A major strength of this paper is that it is the most comprehensive review of the epidemiology of paediatric SCD published to date. This paper also completes the series of ISCoS Prevention Committee Global Mapping of SCD publications. It is planned that these will be updated as new publications are identified.

A major limitation of this project is that there is a scarcity of quality research in the field of paediatric SCI and SCDys epidemiology—highlighted by the absence of Green and Yellow information zones in many regions (Figs. 1 and 2). Overall, the number of included publications was very low considering the global nature of this paper. No country had multiple confirmatory high quality studies covering the whole population. The scope and depth of information contained in most of the studies is very limited. In addition, there was no internationally accepted classification of SCDys [7] available at the time that many of the studies included in this review were conducted. This limited the ability to report and compare the aetiology of SCDys across many countries and Global Regions.

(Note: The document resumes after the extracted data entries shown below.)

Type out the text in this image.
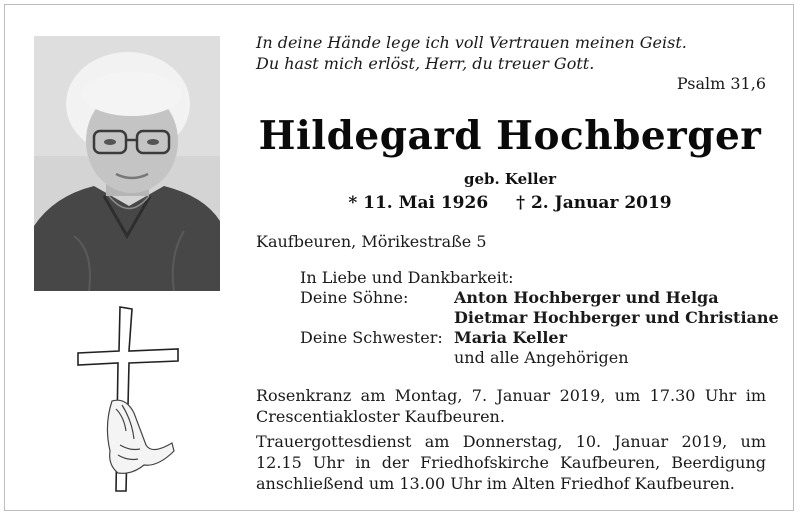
In deine Hände lege ich voll Vertrauen meinen Geist.
Du hast mich erlöst, Herr, du treuer Gott.
Psalm 31,6
Hildegard Hochberger
geb. Keller
* 11. Mai 1926 † 2. Januar 2019
Kaufbeuren, Mörikestraße 5
In Liebe und Dankbarkeit:
Deine Söhne:	Anton Hochberger und Helga
Dietmar Hochberger und Christiane
Deine Schwester: Maria Keller
und alle Angehörigen

Rosenkranz am Montag, 7. Januar 2019, um 17.30 Uhr im Crescentiakloster Kaufbeuren.

Trauergottesdienst am Donnerstag, 10. Januar 2019, um 12.15 Uhr in der Friedhofskirche Kaufbeuren, Beerdigung anschließend um 13.00 Uhr im Alten Friedhof Kaufbeuren.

As highlighted in the previously published global mapping of SCDys, there are problems with some studies mixing chronic SCDys (for example, neural tube defects) with new onset SCDys patients when describing the study sample [7]. Another major limitation was that studies used different age cut-offs for inclusion in the paediatric category. We initially planned to use an age cut-off for inclusion of less than 15 years of age to avoid an overlap between the paediatric global maps and the earlier published adult global maps. However, with this inaugural iteration of the paediatric global maps, we have decided to include a selection of papers where it was not possible to clearly parse out patients under the age of 15, or some regions would have been completely without any paediatric data (these papers are highlighted in the tables).

There are a number of implications from our findings for future research. It is anticipated that future researchers will be more likely to follow the ISCoS guidelines on age grouping and the classification of SCI [5] and SCDys [7]. This will help improve the quality of future studies. In addition, it is necessary to encourage the establishment of population-based regional or national data collection projects to allow more representative data. As a result of these improvements, future research will then be better placed to target prevention programs to reduce paediatric SCD incidence.

Conclusions

There is a scarcity of quality studies regarding the epidemiology, aetiology and survival following paediatric causes of SCI and SCDys. Recent ISCoS frameworks provide better guidance for classification of SCDys and age group cut-off levels in future studies.